Measurement of VOCs by Thermal Desorption GC-MS Using Hydrogen Carrier Gas

Significance of the Topic

Volatile organic compounds (VOCs) are key indicators of air quality in industrial, urban and indoor settings. Traditional GC–MS workflows rely on helium, a gas facing supply shortages and rising costs. Adopting hydrogen as an alternative carrier streamlines operations, reduces expenses and ensures uninterrupted VOC monitoring.

Objectives and Study Overview

This study evaluates the performance of a TD-30R thermal desorption unit coupled to the GCMS-QP2020 NX using hydrogen carrier gas. The goal is to assess linearity, repeatability and overall suitability of hydrogen for routine VOC analysis, comparing results with established helium-based methods.

Materials and Methods

Mixed standards of seven VOCs (toluene, ethylbenzene, o-, m-, p-xylene, styrene, p-dichlorobenzene and tetradecane) were prepared in methanol at concentrations from 10 mg/L to 1000 mg/L. One microliter of each dilution was loaded onto TENAX-TA trap tubes. Thermal desorption was performed at 280 °C (10 min) with nitrogen purge, followed by trap desorption at 250 °C. GC separation used an SH-I-5Sil MS column with hydrogen at 80 kPa pressure in split mode (20:1). Mass spectrometry acquired full scan data (m/z 20–600).

Instrumentation

• GC–MS: Shimadzu GCMS-QP2020 NX
• Autosampler: TD-30R thermal desorption system
• Column: SH-I-5Sil MS, 30 m × 0.25 mm × 0.25 µm
• Carrier gas: Hydrogen, controlled by pressure (80 kPa)
• MS conditions: Ion source 200 °C; interface 230 °C; scan mode, 0.3 s event time

Results and Discussion

Repeatability tests at 100 ng injection showed RSD values below 5 % for all compounds. Calibration curves spanning 10 ng–1000 ng delivered correlation coefficients (R²) above 0.996, with toluene reaching R² of 0.9989 and R of 0.9995. Mass chromatograms confirmed clear separation and stable response factors, demonstrating hydrogen’s efficacy despite slight sensitivity differences compared to helium.
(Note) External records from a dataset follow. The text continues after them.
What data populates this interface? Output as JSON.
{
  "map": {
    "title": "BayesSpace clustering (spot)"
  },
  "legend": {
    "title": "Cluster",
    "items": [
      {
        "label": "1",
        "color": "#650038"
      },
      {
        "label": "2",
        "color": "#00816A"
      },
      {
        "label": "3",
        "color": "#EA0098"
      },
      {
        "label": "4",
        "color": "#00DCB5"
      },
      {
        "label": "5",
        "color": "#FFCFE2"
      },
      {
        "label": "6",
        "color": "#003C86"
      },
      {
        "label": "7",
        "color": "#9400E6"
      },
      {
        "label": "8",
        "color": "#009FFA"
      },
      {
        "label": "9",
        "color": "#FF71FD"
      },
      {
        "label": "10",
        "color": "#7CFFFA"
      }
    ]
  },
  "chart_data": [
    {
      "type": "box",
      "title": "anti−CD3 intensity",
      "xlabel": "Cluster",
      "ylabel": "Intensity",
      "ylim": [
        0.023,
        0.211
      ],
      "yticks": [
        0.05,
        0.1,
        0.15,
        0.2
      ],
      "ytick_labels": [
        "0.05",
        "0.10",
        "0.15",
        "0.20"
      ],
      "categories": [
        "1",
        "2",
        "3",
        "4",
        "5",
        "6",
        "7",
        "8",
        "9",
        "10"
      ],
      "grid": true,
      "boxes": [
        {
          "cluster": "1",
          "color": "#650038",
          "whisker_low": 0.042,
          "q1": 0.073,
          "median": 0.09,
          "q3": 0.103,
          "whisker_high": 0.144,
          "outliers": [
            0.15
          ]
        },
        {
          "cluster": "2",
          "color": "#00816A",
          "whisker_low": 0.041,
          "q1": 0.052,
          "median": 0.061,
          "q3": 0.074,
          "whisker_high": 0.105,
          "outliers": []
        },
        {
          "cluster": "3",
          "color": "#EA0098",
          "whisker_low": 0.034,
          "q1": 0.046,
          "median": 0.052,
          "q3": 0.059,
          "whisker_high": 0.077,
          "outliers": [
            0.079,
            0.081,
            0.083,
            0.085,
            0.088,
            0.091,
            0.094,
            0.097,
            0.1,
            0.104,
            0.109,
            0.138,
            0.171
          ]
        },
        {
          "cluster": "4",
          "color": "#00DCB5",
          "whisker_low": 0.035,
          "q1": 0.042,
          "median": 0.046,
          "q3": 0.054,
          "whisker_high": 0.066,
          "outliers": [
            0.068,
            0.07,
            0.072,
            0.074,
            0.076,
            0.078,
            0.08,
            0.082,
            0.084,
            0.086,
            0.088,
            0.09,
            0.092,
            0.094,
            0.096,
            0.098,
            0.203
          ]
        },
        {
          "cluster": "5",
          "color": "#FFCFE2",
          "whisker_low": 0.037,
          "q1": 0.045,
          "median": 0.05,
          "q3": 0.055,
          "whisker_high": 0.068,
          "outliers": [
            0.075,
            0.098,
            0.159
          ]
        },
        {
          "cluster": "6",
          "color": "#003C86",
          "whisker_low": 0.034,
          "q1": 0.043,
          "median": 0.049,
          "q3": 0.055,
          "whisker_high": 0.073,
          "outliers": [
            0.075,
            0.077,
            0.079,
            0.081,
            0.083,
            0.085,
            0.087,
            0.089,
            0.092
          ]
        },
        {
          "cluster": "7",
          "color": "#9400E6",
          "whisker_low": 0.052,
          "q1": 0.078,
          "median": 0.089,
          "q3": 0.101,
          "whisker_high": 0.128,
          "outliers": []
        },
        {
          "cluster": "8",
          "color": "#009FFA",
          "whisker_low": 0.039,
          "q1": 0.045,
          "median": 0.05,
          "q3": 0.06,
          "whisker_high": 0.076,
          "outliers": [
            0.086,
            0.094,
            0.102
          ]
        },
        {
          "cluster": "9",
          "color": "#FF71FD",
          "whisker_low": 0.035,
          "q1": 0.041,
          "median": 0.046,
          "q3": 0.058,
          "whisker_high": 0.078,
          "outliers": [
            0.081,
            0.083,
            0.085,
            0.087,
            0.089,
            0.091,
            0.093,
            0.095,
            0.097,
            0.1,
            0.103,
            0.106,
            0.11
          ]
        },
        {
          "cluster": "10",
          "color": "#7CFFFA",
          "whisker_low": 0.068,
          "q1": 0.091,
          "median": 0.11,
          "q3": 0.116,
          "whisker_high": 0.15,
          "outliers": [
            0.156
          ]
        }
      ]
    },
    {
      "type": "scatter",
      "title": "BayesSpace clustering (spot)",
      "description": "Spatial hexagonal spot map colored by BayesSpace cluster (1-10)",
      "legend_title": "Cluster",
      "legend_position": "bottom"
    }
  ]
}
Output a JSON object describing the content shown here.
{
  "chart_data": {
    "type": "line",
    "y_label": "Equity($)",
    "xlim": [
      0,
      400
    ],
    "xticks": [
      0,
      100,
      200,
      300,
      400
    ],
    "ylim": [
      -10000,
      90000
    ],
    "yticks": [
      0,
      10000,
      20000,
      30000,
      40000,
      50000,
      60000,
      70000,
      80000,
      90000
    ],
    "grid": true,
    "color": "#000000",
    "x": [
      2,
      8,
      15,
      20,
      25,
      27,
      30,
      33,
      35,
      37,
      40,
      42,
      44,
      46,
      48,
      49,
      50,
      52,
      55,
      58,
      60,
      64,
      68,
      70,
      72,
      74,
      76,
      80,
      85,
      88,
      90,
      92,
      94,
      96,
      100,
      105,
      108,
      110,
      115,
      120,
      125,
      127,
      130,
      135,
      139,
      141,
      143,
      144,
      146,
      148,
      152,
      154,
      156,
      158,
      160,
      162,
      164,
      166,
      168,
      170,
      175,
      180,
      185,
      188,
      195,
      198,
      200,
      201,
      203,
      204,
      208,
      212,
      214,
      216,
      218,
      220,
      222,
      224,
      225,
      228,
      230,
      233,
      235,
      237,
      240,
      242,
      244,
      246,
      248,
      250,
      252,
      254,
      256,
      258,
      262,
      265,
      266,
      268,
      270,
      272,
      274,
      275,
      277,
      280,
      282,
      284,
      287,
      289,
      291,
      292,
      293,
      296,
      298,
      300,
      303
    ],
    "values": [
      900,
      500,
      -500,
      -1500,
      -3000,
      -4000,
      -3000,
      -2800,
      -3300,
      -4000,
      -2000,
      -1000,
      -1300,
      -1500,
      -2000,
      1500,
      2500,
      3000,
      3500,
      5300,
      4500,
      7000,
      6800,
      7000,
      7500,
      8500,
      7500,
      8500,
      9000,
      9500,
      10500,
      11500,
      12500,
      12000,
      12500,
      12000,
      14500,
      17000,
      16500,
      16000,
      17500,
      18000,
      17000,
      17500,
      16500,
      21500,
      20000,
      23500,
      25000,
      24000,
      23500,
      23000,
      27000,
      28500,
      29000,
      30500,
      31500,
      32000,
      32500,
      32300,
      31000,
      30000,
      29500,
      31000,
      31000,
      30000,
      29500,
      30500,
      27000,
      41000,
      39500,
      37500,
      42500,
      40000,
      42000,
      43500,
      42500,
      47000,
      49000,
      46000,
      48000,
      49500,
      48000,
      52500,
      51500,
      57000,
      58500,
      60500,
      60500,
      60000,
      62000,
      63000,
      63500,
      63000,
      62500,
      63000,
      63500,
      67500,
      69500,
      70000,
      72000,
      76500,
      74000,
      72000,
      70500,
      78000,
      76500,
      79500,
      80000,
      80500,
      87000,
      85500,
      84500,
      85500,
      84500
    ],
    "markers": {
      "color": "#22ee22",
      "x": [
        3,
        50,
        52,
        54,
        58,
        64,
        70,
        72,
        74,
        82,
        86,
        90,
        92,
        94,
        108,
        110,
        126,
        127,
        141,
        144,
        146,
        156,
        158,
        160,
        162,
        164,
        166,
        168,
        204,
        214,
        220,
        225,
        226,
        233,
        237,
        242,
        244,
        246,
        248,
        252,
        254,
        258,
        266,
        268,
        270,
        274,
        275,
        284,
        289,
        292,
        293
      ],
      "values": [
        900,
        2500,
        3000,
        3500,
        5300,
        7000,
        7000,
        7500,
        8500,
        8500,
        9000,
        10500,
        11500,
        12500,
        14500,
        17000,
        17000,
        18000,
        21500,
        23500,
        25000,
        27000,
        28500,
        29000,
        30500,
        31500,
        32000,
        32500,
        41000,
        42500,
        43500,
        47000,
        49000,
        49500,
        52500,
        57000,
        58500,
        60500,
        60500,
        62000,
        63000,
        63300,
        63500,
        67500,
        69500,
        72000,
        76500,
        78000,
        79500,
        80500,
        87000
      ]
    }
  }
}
Benefits and Practical Applications

• Eliminates solvent extraction, boosting throughput and reducing labor.
• Hydrogen supplies are cost-effective and abundant.
• Comparable analytical performance to helium methods for target VOCs.
• Facilitates continuous monitoring programs even during helium shortages.

Future Trends and Opportunities

Expanding hydrogen-based workflows to broader VOC panels and environmental matrices, integrating on-line thermal desorption systems for real-time monitoring, and combining hydrogen carriers with advanced detectors (e.g., high-resolution MS) will improve sensitivity and selectivity. Ongoing optimization of trap materials and desorption parameters will further enhance method robustness.

Conclusion

This work demonstrates that thermal desorption GC–MS with hydrogen carrier gas on Shimadzu TD-30R+GCMS-QP2020 NX achieves reliable repeatability and linearity for common VOCs. Careful method development is essential when substituting carrier gases. Laboratories facing helium constraints can adopt hydrogen to maintain analytical performance and operational continuity.